Cette réalisation a été saluée par le ministre de la Justice, Augustin Emane, lors d’une cérémonie réunissant les plus hautes autorités militaires et gouvernementales. Le chef de l’État, également Commandant en chef des Forces de défense et de sécurité, a symboliquement coupé le ruban inaugural pour marquer le lancement officiel de l’infrastructure.
Le nouveau bâtiment, conçu pour optimiser le fonctionnement du Commandement en chef dirigé par le général Jean Germain Effayong Onong, vise à améliorer les conditions de travail des agents pénitentiaires et à renforcer l’efficacité administrative du secteur.
Une réforme structurelle pour l’administration pénitentiaire
Augustin Emane, ministre de la Justice et des Droits humains, a présenté cette inauguration comme une « avancée majeure dans la refonte du système judiciaire et carcéral gabonais ». Le bâtiment incarne la volonté des autorités de moderniser les outils de gestion tout en renforçant l’autorité de l’État.
Selon le ministre, cette infrastructure s’inscrit dans une dynamique plus large de réorganisation du Corps autonome de la Sécurité pénitentiaire. Elle reflète également l’engagement du gouvernement à concilier fermeté sécuritaire et respect des droits fondamentaux des détenus.
Vers une modernisation globale des prisons gabonaises
Malgré l’enthousiasme suscité par cette réalisation, Augustin Emane a tenu à rappeler que les défis restent nombreux. « Construire des bureaux modernes est une première étape, mais la véritable modernisation passe aussi par l’amélioration des conditions de détention », a-t-il souligné.
Le ministre a insisté sur la nécessité de s’attaquer aux problèmes structurels des établissements carcéraux, notamment les dortoirs surpeuplés, les équipements de surveillance défaillants et les infrastructures vétustes. Une modernisation des prisons dans leur ensemble est désormais indispensable pour garantir la sécurité des agents comme celle des détenus.
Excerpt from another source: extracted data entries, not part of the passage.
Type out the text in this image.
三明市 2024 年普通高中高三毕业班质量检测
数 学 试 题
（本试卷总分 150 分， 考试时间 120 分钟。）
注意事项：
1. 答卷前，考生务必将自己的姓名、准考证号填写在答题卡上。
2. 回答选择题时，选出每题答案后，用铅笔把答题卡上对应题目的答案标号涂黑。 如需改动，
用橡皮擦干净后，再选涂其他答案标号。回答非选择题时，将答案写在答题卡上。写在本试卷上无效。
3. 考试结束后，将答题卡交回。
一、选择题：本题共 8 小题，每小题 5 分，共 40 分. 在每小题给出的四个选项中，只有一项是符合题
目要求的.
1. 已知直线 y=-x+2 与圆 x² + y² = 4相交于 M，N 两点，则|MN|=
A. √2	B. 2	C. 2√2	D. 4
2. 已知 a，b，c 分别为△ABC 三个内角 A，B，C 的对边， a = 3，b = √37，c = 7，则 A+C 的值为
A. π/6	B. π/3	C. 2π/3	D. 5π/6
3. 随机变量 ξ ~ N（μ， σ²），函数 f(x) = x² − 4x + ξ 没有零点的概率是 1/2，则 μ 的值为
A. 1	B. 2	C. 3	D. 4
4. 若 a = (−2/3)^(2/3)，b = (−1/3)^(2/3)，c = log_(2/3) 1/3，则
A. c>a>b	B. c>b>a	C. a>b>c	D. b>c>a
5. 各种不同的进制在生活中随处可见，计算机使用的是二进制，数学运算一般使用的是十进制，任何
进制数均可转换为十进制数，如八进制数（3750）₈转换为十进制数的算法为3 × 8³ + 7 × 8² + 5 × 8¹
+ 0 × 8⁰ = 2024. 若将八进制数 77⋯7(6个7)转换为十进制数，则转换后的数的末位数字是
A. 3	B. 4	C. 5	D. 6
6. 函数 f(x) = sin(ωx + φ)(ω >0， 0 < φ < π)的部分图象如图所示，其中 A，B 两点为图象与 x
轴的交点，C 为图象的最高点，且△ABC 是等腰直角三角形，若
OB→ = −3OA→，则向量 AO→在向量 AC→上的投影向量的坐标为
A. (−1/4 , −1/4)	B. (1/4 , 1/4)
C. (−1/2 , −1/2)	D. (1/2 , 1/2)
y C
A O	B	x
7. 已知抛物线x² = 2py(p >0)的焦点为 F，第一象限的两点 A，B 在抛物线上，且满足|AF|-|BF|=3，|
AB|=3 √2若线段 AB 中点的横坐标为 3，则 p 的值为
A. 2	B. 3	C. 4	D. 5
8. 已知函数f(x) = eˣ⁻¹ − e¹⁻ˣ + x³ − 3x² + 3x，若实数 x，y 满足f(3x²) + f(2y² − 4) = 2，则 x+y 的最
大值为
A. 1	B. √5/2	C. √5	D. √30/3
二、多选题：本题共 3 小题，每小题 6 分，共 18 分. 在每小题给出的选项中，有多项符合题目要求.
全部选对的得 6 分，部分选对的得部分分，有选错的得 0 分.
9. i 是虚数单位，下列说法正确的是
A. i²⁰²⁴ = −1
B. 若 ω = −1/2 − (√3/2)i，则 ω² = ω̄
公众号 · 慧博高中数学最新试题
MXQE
Sécurité et humanité : les piliers de la politique pénitentiaire
Le gouvernement gabonais mise sur une approche équilibrée, combinant rigueur sécuritaire et respect des normes internationales. « La peine doit être ferme, mais la dignité humaine doit toujours être préservée », a déclaré le ministre de la Justice.
Cette vision implique de repenser l’ensemble des infrastructures carcérales, en priorisant la sécurité, la salubrité et la préparation à la réinsertion des détenus. Après la visite des locaux par le président, les autorités présentes ont souligné l’importance de poursuivre les efforts pour transformer durablement le système pénitentiaire gabonais.
Ali Adiahéno, représentant de l’entreprise Abnia Gabon, a également exprimé sa gratitude envers les autorités pour leur confiance dans la réalisation de ce projet.